False Starts and the Art of Renewal
Beginnings tend to be messy: ask anyone who’s ever given birth, tilled the soil, sculpted, composed, or built something to last. By their nature, beginnings tend to begin unformed and void, at first dark and uncertain, then haltingly lurch toward something-ness.
Each year, Jews recycle Torah and begin its reading anew. This week we again start at the very beginning (a very good place to start), with the story of Genesis – creation, unformed and void, dark on the face of the deep, light, goodness, evening and morning, time and space, sun and moon, life and death, humanity, a garden with two special trees, an apple, a showdown, an expulsion…. The story is mother’s milk to theology itself. Except for cosmologists embracing the Big Bounce rather than the Big Bang Theory of Everything, we can understand Genesis as a pre-scientific (or extra-scientific) theology of beginning-ness.

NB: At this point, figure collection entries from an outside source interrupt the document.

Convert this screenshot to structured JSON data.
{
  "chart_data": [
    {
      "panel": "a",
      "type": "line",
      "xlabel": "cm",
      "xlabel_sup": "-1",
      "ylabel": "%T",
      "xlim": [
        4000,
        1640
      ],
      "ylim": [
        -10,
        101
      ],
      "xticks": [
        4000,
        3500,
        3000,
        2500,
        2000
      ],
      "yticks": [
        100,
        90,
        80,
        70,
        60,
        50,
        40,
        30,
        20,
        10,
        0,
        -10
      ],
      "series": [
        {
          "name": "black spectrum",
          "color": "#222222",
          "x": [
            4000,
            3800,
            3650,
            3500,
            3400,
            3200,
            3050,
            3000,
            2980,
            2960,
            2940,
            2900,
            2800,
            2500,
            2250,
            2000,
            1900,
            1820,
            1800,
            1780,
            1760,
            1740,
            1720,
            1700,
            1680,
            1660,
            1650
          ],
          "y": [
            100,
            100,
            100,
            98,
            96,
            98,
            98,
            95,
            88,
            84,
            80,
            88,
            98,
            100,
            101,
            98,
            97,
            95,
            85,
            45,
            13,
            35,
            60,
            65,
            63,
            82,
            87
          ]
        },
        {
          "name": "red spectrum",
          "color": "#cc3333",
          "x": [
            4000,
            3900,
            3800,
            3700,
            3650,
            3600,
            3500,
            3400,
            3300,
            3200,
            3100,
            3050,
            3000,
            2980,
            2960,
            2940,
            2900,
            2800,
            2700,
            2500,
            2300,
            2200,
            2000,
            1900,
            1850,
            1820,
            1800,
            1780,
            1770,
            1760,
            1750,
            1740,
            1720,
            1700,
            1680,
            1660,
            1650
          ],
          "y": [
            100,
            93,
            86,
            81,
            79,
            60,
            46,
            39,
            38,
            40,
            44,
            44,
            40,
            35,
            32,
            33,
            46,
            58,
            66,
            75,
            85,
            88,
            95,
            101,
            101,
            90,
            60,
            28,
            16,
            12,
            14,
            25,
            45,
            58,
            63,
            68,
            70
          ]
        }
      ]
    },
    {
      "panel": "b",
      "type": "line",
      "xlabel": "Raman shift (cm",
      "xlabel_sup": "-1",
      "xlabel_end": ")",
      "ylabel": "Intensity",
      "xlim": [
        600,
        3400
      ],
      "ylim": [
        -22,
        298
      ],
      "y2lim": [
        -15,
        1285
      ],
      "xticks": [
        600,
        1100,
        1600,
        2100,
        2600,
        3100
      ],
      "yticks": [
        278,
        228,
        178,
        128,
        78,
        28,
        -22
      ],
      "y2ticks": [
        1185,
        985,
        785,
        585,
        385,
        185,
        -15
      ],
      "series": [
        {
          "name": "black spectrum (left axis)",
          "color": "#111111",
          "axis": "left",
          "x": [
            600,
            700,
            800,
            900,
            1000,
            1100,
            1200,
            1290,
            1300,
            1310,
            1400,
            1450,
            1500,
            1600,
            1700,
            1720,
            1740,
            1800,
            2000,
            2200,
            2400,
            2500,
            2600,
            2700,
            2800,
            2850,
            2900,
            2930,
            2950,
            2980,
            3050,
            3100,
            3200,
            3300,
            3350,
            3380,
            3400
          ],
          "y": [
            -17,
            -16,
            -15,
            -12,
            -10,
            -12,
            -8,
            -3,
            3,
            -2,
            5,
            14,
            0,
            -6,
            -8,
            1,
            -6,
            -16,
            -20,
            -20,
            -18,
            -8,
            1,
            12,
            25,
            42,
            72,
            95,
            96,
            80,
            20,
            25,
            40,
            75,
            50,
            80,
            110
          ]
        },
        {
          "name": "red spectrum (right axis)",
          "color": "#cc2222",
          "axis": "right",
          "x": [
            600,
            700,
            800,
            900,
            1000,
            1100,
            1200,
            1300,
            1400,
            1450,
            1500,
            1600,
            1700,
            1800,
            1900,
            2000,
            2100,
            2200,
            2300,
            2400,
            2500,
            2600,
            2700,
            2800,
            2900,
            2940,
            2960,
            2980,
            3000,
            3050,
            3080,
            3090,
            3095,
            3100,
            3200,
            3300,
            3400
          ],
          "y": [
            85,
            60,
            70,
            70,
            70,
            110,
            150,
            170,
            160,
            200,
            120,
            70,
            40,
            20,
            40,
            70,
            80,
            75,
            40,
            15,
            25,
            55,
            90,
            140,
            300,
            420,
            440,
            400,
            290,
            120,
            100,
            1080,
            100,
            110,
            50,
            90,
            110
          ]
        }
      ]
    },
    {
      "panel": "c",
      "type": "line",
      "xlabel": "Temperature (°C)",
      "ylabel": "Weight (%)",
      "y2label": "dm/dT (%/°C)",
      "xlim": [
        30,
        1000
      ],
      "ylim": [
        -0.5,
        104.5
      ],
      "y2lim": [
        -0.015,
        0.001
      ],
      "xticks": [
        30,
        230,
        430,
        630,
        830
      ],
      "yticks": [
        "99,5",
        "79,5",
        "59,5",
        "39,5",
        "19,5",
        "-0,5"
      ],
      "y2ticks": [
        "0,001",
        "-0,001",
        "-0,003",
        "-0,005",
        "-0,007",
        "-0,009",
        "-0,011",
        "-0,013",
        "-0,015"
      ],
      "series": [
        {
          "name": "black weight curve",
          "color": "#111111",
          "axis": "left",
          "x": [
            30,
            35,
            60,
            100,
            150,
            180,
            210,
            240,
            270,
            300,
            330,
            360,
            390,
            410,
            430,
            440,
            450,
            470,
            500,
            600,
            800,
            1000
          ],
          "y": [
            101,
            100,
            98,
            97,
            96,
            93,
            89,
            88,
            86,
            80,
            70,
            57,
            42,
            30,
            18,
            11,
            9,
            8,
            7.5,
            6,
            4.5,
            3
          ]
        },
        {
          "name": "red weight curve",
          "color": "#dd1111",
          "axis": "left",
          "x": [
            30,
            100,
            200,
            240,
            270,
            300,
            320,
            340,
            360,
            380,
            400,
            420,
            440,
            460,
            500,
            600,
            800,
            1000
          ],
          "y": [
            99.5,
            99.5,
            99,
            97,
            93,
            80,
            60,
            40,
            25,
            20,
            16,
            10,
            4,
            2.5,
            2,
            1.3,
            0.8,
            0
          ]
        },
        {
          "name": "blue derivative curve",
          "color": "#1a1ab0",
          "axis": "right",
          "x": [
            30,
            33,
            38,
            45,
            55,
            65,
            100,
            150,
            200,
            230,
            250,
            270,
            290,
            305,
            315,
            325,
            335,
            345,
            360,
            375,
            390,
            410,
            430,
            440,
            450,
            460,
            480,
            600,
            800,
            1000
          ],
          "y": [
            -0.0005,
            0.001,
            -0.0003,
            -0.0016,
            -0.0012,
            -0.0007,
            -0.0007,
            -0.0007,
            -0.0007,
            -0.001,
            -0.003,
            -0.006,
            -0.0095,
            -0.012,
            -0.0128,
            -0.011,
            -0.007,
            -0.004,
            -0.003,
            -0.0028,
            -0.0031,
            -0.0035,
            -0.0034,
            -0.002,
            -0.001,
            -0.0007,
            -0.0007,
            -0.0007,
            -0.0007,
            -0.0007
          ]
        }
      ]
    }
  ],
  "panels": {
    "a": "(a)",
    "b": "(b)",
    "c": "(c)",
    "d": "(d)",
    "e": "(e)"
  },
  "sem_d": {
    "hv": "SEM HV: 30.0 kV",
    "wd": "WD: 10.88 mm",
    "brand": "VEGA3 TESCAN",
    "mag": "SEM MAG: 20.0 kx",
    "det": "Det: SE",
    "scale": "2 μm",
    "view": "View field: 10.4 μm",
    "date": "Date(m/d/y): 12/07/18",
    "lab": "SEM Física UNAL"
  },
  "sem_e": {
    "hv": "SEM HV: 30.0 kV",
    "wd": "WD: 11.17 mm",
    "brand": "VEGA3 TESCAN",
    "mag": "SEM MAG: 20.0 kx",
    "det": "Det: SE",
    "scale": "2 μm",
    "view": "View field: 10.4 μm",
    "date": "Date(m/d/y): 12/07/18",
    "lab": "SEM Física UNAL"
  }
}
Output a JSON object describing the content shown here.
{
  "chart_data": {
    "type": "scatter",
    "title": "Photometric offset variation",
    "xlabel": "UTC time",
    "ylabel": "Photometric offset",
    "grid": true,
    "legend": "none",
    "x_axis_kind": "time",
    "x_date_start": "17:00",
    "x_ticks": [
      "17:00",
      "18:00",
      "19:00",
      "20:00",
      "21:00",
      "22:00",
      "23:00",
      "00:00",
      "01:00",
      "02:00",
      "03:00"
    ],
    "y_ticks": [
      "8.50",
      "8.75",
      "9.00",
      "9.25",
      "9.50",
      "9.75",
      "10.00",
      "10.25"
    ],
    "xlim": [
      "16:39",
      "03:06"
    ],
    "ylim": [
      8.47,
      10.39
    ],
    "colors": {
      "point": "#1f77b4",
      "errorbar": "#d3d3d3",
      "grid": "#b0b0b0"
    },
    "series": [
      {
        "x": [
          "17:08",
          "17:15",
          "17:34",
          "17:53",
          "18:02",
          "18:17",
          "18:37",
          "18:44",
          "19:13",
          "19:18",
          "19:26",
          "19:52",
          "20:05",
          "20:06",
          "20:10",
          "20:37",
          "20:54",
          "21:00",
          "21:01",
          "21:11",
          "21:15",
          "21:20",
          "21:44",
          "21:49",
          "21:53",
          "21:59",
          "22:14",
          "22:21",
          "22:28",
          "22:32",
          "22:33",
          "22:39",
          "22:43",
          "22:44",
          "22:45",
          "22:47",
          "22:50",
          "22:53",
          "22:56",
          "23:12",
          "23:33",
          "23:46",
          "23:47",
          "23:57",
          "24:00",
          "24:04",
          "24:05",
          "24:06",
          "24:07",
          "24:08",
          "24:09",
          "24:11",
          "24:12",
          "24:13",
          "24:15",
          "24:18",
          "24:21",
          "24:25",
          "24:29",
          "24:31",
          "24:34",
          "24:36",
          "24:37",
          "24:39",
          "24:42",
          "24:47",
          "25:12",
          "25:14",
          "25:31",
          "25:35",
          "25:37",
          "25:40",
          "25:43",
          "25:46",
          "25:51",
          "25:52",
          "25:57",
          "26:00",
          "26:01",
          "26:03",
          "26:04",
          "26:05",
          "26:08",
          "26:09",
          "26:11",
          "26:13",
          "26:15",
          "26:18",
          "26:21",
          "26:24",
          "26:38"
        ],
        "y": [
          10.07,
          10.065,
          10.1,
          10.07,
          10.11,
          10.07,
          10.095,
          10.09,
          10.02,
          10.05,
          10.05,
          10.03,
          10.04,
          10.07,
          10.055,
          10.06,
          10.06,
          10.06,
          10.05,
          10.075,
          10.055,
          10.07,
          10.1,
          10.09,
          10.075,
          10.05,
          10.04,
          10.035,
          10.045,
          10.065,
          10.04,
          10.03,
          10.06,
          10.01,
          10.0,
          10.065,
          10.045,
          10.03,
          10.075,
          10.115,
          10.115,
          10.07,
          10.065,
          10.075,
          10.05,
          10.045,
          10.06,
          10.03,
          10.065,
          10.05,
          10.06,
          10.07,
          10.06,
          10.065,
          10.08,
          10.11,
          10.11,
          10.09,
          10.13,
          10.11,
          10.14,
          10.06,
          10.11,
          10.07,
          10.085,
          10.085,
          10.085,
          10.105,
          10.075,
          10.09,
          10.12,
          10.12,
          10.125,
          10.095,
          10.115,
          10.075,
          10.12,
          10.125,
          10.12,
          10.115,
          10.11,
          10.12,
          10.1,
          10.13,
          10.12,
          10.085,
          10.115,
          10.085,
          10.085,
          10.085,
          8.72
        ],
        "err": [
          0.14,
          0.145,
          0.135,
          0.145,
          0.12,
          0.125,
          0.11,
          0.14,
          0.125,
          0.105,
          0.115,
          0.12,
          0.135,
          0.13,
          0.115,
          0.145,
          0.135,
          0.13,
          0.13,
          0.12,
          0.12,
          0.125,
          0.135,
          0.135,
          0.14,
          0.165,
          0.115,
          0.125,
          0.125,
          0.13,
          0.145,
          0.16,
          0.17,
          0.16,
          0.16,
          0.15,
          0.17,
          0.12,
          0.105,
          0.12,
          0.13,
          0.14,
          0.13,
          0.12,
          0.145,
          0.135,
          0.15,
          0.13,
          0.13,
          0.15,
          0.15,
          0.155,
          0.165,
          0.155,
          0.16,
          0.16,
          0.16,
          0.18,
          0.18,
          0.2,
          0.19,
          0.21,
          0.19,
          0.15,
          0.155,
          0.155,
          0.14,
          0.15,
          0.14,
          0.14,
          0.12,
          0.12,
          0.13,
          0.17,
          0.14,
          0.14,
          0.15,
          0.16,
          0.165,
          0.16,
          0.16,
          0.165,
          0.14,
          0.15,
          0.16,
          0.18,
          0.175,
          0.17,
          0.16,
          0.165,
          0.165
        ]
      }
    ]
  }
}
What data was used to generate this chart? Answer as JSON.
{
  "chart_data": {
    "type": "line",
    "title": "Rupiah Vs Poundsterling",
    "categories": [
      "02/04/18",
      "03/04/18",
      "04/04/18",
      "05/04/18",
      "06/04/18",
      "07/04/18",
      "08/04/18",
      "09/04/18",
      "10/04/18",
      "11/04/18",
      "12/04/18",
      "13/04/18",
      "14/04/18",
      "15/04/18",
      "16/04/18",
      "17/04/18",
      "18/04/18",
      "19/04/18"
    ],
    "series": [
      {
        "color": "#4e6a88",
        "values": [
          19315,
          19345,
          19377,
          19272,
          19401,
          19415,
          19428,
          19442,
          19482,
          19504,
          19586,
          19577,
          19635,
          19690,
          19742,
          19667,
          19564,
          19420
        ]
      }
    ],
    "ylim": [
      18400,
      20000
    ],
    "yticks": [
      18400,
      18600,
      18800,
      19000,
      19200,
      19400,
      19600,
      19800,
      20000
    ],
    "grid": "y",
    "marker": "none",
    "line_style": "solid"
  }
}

If we look closer, however, we see that the Biblical creation starts with a false start – and maybe more than one. Torah’s first chapter recites a first creation, but then Torah’s second chapter tantalizingly suggests a second creation story. The first story posits six days of creation; the second story just one day. The first story evolves humanity at the end of the creation narrative; the second story creates humanity upfront before plants. The first story chronicles humanity’s creation equally in both male and female form, both in the divine image; the second story creates first a male and then a female from the male’s side.
Torah’s creation story is a mess. Biblical exegetes ascribing to the Documentary Hypothesis reason that the Genesis narrative must combine two separate tellings, by two separate narrators, redacted and mushed together into our codified Torah. Creation sure is a messy business.
There’s more. Jewish mystics imagine not two creations but seven (Zohar 1:24b). And why not? If there could be two creation stories, and if creation can be wiped out later (tune in next week forNoah and the Flood), then why not more? Better yet: why not imagine that creation happens each instant? So teaches quantum mechanics, which aligns with traditional Jewish morning liturgy that praises the force “that in goodness constantly renews the work of creation.”
We may never fully unlock the secrets of the universe: there’s plenty of Jewish wisdom that counsels us mere mortals not to try (Talmud, Chagigah 14b). But as to what we ourselves create, we have an important choice to make. We can deem our creations made once, over and done; or we can choose to scrap some of them and start over. Or, we can see each moment literally as pregnant with possibility, a whole universe waiting to unfold by our attitude, word and deed. Which one we choose will shape the kind of creators we are and can become, and with it our own human power to renew our world for good.